According to the results shown in Table 6, the RMSD values were observed to have mere changes, while looking in complexes of same receptors; however, these values were very low, i.e., less than 3.50 Å. Furthermore, the graphs shown in Figure 6 depicted fewer fluctuations in the radius of gyration. These values depict high stability, compactness, and stable folding of protein tertiary structure, as well as stability in protein-ligand complexes. The changes and fluctuations were observed in all complexes and not in any specific complex. The complexes with less binding affinity showed a decrease in stability and compactness, as these compounds were not bound strongly. These trends and results are also in accordance with various previously reported results [33, 60].

Figure 6

MD simulations based Rg graphs of complexes for strongly binding phytochemicals: (a) complexes of helicase; (b) complexes of MTase.

3.3. Reactivity Studies for Phytochemicals and Targeted Proteins' Complexes

Reactivity of bound phytochemicals with helicase and MTase was analyzed through density functional theory- (DFT-) based computations, which works on the principles of quantum mechanics and its descriptors. The result showed that the phytochemicals with the broad range of chemical diversity exhibited good binding interactions with both the proteins. EryvarinM, Silydianin, Osajin, and Raddeanine, which mainly exhibited best docking results for MTase, were further selected for reactivity analysis, while for helicase, TomentodiplaconeB, Osajin, Sesquiterpene Glycoside, Rhamnetin, and Silydianin were selected. For studying reactivity, band energy gap was computed using molecular orbital energy descriptors, and the results are shown in Table 7.

Table 7

Reactivity of phytochemicals with helicase and MTase depicted by band energy gaps.

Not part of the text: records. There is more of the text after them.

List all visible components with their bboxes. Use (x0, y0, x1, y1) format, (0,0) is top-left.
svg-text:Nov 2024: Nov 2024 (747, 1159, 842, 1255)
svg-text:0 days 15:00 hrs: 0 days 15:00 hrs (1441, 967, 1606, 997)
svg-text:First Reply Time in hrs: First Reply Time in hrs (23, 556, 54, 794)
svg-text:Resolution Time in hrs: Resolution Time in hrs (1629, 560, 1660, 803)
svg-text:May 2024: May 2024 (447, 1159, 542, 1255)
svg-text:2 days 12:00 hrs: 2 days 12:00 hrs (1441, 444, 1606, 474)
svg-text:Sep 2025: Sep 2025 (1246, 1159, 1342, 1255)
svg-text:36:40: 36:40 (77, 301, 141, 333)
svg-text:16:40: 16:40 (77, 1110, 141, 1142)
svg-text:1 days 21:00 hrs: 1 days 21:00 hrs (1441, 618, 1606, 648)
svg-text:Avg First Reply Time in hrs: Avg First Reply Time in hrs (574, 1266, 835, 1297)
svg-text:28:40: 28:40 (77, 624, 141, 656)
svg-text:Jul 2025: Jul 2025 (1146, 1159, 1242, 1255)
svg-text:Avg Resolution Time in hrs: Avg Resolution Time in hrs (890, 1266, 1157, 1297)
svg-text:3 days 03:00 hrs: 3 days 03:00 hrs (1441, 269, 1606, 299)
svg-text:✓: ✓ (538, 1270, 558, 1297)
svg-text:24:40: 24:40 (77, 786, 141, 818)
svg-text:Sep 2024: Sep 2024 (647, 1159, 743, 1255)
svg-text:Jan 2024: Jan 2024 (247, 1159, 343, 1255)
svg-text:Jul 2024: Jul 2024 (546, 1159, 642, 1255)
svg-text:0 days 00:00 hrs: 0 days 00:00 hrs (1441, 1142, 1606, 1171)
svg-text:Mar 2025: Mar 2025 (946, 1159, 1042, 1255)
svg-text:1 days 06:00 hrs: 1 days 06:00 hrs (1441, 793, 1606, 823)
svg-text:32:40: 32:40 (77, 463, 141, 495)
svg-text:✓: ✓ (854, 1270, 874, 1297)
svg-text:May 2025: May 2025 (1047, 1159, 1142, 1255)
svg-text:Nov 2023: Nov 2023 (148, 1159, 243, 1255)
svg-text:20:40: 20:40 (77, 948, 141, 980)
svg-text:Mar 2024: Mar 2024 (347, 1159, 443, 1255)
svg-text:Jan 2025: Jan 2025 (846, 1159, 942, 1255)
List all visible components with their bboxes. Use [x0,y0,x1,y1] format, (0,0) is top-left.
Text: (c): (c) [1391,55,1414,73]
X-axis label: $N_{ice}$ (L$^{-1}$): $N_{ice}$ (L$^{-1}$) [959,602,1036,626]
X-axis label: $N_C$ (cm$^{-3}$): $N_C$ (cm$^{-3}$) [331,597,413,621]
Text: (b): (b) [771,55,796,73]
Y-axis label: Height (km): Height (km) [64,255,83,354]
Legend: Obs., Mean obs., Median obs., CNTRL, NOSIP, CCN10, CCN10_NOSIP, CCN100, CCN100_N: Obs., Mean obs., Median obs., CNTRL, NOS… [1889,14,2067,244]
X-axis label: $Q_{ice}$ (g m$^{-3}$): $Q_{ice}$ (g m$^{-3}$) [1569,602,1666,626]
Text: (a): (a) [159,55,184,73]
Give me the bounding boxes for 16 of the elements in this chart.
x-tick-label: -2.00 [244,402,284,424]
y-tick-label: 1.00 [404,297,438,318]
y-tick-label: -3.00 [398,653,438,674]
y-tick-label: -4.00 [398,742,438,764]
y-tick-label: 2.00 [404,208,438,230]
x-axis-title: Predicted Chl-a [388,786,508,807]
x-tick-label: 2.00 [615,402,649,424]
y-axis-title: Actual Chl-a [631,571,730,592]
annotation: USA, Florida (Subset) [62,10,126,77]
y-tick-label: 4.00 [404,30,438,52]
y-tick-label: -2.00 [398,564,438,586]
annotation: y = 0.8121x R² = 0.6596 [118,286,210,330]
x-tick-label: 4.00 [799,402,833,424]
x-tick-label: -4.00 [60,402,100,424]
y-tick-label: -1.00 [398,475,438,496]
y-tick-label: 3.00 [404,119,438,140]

Complexes	E LUMO (kcal/mol)	E HOMO (kcal/mol)	Band energy gap (ΔE) (kcal/mol)
MTase-EryvarinM	-0.274	-0.391	0.112
MTase-Silydianin	-0.236	-0.351	0.115
MTase-Osajin	-0.271	-0.400	0.129
MTase-Raddeanine	-0.242	-0.375	0.133
Helicase-TomentodiplaconeB	-0.280	-0.395	0.116
Helicase-Osajin	-0.218	-0.335	0.117
Helicase-Sesquiterpene Glycoside	-0.198	-0.321	0.123
Helicase-Rhamnetin	-0.303	-0.428	0.125
Helicase-Silydianin	-0.118	-0.246	0.128

Lower band energy gaps show high reactivity; thus, these results exhibited in Table 7 exhibited high reactivity of phytochemicals with targeted receptors. The band energy gap values for these phytochemicals ranged from 0.112 kcal/mol to 0.133 kcal/mol and 0.116 kcal/mol to 0.128 kcal/mol, for MTase and helicase, respectively, showing narrow energy gaps and proving their high reactivity properties. B3LYP function from DFT was applied to analyze the molecular orbital energies, and it is well established in the literature that the lower band energy gap depicts higher reactivity of compounds. The reason is that band energy gaps are computed through molecular descriptors, and these descriptors are responsible for the charges transferred in a chemical reaction [64]. These energies can characterize the electrophilic or nucleophilic nature of a compound. Therefore, the screened phytochemicals illustrated the higher reactivity of these phytochemicals, as reported in various previous studies [23–25, 27, 30–33, 35, 52, 65].

4. Conclusion

The novel coronavirus is causing the COVID-19 worldwide, a disease which has high morbidity and a significant mortality rate. The virus, sweeping across the whole world, is pandemic as declared by the World Health Organization, and the disease was declared as a Public Health Emergency of International Concern on 30 January 2020. However, still, there exists no remedy, drug, or vaccine for the treatment of COVID-19. This study provides insights into the mechanism of selective phytochemicals, when docked against two main targets of a novel coronavirus, MTase and helicase, by showing their pharmacological properties, binding and its stability, and the reactivity. Through analysis, it is concluded that phytochemicals such as EryvarinM, Raddeanine, TomentodiplaconeB, Osajin, Sesquiterpene Glycoside, Rhamnetin, and Silydianin can be considered as candidate inhibitors for targeted proteins and as drugs, after their in vitro and in vivo examinations.